In your analogy it's more like comparing modern calculator to a book. They might have same answers but calculator gets to them through completely different process. The process is the key part. I think more people would be excited by a calculator that only counts till 99 than a super massive book that has all the math results ever produced by the human kind.

▲

Antibabelic 22 minutes ago | parent | prev [-]

They are doing "the same thing" only from the point of view of function, which only makes sense from the point of view of the thing utilizing this function (e.g. a clerical worker that needs to add numbers quickly).

Otherwise, if "the parts are all different, and the construction isn't even remotely similar", how can the thing they're doing be "the same"? More importantly, how is it possible to make useful inferences about one based on the other if that's the case?

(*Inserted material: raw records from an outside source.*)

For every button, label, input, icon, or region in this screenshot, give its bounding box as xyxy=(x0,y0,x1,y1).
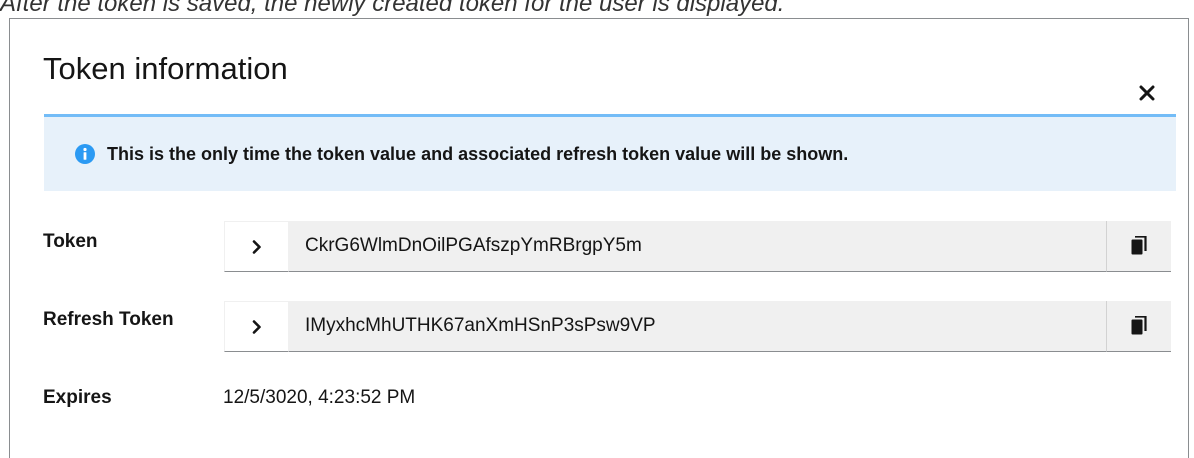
token-label: Token xyxy=(43,231,98,252)
info-circle-icon xyxy=(75,144,95,164)
chevron-right-icon xyxy=(252,319,261,334)
close-icon xyxy=(1139,85,1155,101)
expires-value: 12/5/3020, 4:23:52 PM xyxy=(223,387,416,408)
refresh-token-expand-button[interactable] xyxy=(224,301,289,352)
token-information-modal: Token information This is the only time … xyxy=(9,18,1189,458)
refresh-token-label: Refresh Token xyxy=(43,309,174,330)
refresh-token-field: IMyxhcMhUTHK67anXmHSnP3sPsw9VP xyxy=(224,301,1171,352)
alert-message: This is the only time the token value an… xyxy=(107,143,849,164)
copy-icon xyxy=(1131,316,1147,335)
page-caption: After the token is saved, the newly crea… xyxy=(0,0,785,17)
token-value[interactable]: CkrG6WlmDnOilPGAfszpYmRBrgpY5m xyxy=(289,221,1106,272)
expires-label: Expires xyxy=(43,387,112,408)
modal-title: Token information xyxy=(43,51,288,86)
token-copy-button[interactable] xyxy=(1106,221,1171,272)
refresh-token-value[interactable]: IMyxhcMhUTHK67anXmHSnP3sPsw9VP xyxy=(289,301,1106,352)
close-button[interactable] xyxy=(1135,81,1159,105)
token-expand-button[interactable] xyxy=(224,221,289,272)
info-alert: This is the only time the token value an… xyxy=(44,114,1176,191)
token-field: CkrG6WlmDnOilPGAfszpYmRBrgpY5m xyxy=(224,221,1171,272)
refresh-token-copy-button[interactable] xyxy=(1106,301,1171,352)
chevron-right-icon xyxy=(252,239,261,254)
copy-icon xyxy=(1131,236,1147,255)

	▲	ACCount37 2 minutes ago \| parent [-]
		The more you try to look into the LLM internals, the more similarities you find. Humanlike concepts, language-invariant circuits, abstract thinking, world models. Mechanistic interpretability is struggling, of course. But what it found in the last 5 years is still enough to dispel a lot of the "LLMs are merely X" and "LLMs can't Y" myths - if you are up to date on the relevant research. It's not just the outputs. The process is somewhat similar too. LLMs and humans both implement abstract thinking of some kind - much like calculators and arithmometers both implement addition.

▲

baq 2 hours ago | parent | prev [-]

Structurally? Yes.

On the other hand, outputs of these systems are remarkably close to outputs of certain biological systems in at least some cases, so comparisons in some projections are still valid.